Visa (NYSE: V) is back in the news after the payments network announced its purchase of Plaid for $5.3 billion. Both Visa and Mastercard (NYSE: MA) are among the top picks for 2020 for several brokerages. It is therefore worth revisiting the Visa vs. Mastercard comparison we published in April last year.
In the previous comparison, we concluded there was no clear winner, but that Visa may have a slight edge. Our reasoning was the fact that Mastercard’s earnings growth would need to accelerate to reach analyst targets, while Visa’s valuation would be justified if the same growth rate continued.
Mastercard’s Valuation Premium Widens
Since that analysis, Visa’s share price has risen by 20%, while Mastercard’s has increased by 9.6%. However, Mastercard’s valuation has increased substantially. Its trailing earnings multiple is now 47, while its forward multiple is 34. These multiples are now well ahead of Visa’s which are 38 and 27, respectively.
While Visa’s share price outperformed, the widening valuation gap appears to reflect Mastercard’s faster earnings growth over the past 12 months. Mastercard has also managed to grow its dividend 32% while Visa’s dividend grew 20%.
When we compare the income statements in more detail, the growth metrics of the two companies are neck and neck. Mastercard grew revenue slightly faster over the past 12 months after Visa’s revenue growth dipped in the third quarter. However, Visa grew normalized EPS and EBITDA at a meaningfully faster rate.
Visa is still well ahead when it comes to profitability. By nearly every profitability measure, Visa is the more profitable of the two companies. This is most starkly illustrated by the fact that Visa, which has a market value of $420 billion, generated $11.6 billion in income last year. Mastercard, which is worth $312 billion or 75% of that, generated $6.8 billion, or 58% of Visa’s income.
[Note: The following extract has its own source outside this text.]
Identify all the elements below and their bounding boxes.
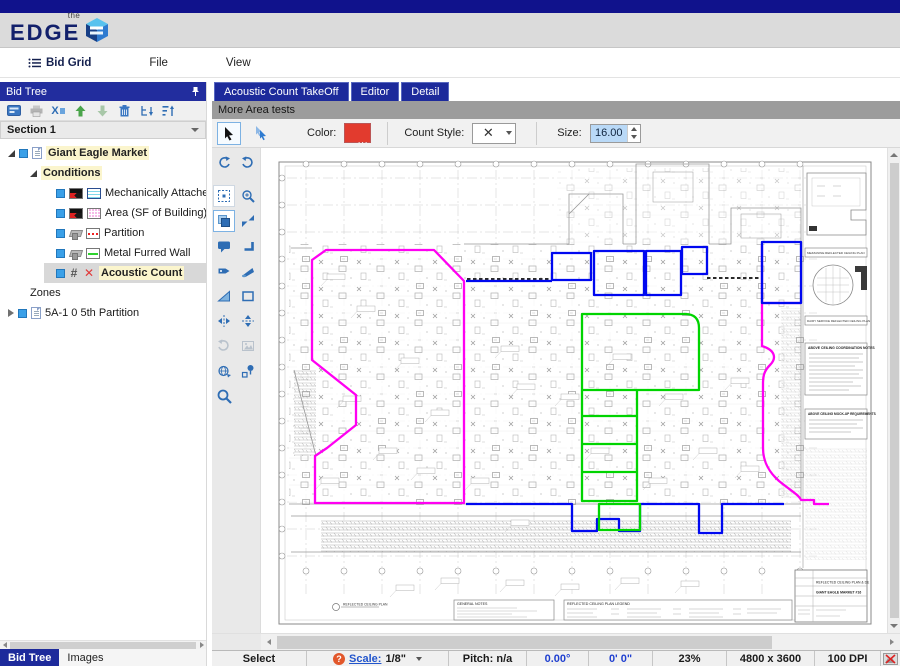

As we pointed out last year, to achieve analyst estimates, Mastercard will need to grow earnings at a faster rate in the future than its historical growth rate. Visa, on the other hand, will only need to maintain its growth rate. If Mastercard wins substantial market share or improves its profitability meaningfully, its stock price will outperform. However, the current valuation leaves room for disappointment if earnings fall short.
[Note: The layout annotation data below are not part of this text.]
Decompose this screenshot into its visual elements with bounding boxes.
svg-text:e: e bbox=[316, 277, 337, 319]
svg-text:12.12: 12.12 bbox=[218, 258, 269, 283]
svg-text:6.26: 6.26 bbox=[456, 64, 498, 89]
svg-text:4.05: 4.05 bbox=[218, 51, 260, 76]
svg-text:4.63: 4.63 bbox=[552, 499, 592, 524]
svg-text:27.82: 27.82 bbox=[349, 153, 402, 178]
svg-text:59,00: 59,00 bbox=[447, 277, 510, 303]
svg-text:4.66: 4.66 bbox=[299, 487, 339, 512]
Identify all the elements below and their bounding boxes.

While Mastercard’s faster dividend growth is a reason for optimism, both companies have quite low yields. Ultimately, earnings growth will overshadow dividends in the greater scheme of things.
The two stocks have been very highly correlated over the last 12 months but may reach an inflection point in the next few quarters. If Mastercard fails to justify its premium valuation, Visa’s outperformance will continue, and Mastercard may even correct. But, if Mastercard’s higher growth rate proves sustainable, investors may begin switching from Visa. The next few quarters will be key.